55. The apparatus of any of claims 43-54, wherein the printing of the printing material into the printing space comprises printing by layer-by-layer stacking, powder bed fusion, direction deposition technology, extrusion, injection molding, or a combination thereof

56. The apparatus of claim 46, wherein the sintering of the green part comprises one or more of: selective layer sintering, selective laser melting, electron beam melting, direct metal laser sintering, capacitor discharge sintering, continuous mesh belt furnace sintering, electro sinter forging, pressure-less sintering, microwave sintering, spark plasma sintering, electric current assisted sintering, transient liquid phase sintering, permanent liquid phase sintering, liquid phase sintering metallic powder sintering, hot isostatic pressing, direct current in vacuum sintering, sinter hardening, tempering, or fritting.
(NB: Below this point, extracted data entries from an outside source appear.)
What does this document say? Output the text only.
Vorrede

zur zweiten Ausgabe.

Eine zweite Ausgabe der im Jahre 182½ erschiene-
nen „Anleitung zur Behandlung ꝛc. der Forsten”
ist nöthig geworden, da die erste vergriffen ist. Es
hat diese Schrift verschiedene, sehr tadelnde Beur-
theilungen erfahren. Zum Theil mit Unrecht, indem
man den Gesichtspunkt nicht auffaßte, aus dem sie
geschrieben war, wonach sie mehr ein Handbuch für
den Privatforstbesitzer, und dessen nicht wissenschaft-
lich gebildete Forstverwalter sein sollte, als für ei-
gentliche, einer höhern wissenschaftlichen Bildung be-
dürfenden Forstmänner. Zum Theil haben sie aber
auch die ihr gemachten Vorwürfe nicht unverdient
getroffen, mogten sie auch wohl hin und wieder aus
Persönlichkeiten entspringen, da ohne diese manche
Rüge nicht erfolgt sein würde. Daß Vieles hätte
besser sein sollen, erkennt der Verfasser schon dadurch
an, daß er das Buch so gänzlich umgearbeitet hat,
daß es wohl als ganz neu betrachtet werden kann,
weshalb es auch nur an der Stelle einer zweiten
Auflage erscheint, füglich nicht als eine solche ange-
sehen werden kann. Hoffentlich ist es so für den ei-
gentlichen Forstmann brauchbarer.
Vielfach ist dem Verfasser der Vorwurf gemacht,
57. A system comprising: a first reservoir storing a first printing material, the first printing material comprising first inorganic particles, a first sinterable material, a first binder material, and a first porogen material suspended in a first solvent; a second reservoir storing a second printing material, the second printing material comprising second inorganic particles, a second sinterable material, a second binder material, and a second porogen material suspended in a second solvent; a pnnting nozzle disposed within a printing space, the printing nozzle being in fluidic communication with the first reservoir and the second reservoir and configured to receive a volume of the first printing material and a volume of the second printing material, the printing nozzle being configured to dispose a mixture of the first and second printing materials into the printing space during a printing period; a vapor dispersion apparatus in fluidic communication with the printing space and configured to disperse a volume of a nonsolvent vapor into the printing space during the printing period to form a green part from the mixture of the first and second printing materials by at least partially solidifying the mixture of the first and second printing materials in the printing space; and a computing device configured to cause printing of the first and second printing materials into the printing space during the printing period, wherein causing printing comprises causing movement of the printing nozzle along a predetermined pathway through the printing space, causing the printing nozzle to dispose portions of the first and second printing materials into the printing space and along the predetermined pathway during the printing period, and causing the vapor dispersion apparatus to disperse the volume of the nonsolvent vapor into the printing space during the printing period.

58. The system of claim 57, further comprising: a coagulation bath configured to receive the green part after the at least partial solidification of the mixture of the first and second printing material, the coagulation bath configured to fully solidify the green part.

59. The system of any of claims 57-58, further comprising: a porogen leaching bath configured to receive the green part after the at least partial solidification of the mixture of the first and second printing material, the porogen leaching bath configured to remove substantially all of the first porogen material and the second porogen material from the green part.

60. The system of any of claims 57-59, further comprising: a sintering apparatus configured to sinter the green part at a temperature lower or greater than the melting point of one of the included components, forming a sintered part.

61. The system of claim 60, further comprising: a ceramic coating apparatus configured to dispose a ceramic material onto at least a portion of an outer surface of the sintered part.

62. The system of claim 60, further comprising: a microbially -induced mineralization apparatus configured to cause microbes to induce precipitation of one or more calcium derivatives onto an outer surface of the sintered part.

63. The system of claim 62, wherein the one or more calcium derivatives comprises one or more of: calcium phosphates, calcium carbonates, calcium silicates, hydroxyapatites, calcium-silicon-phosphates, calcium pyrophosphates, tricalcium phosphates, ferric calcium phosphorous oxides, octacalcium phosphates, biphasic calcium phosphate bioceramics, or combinations thereof.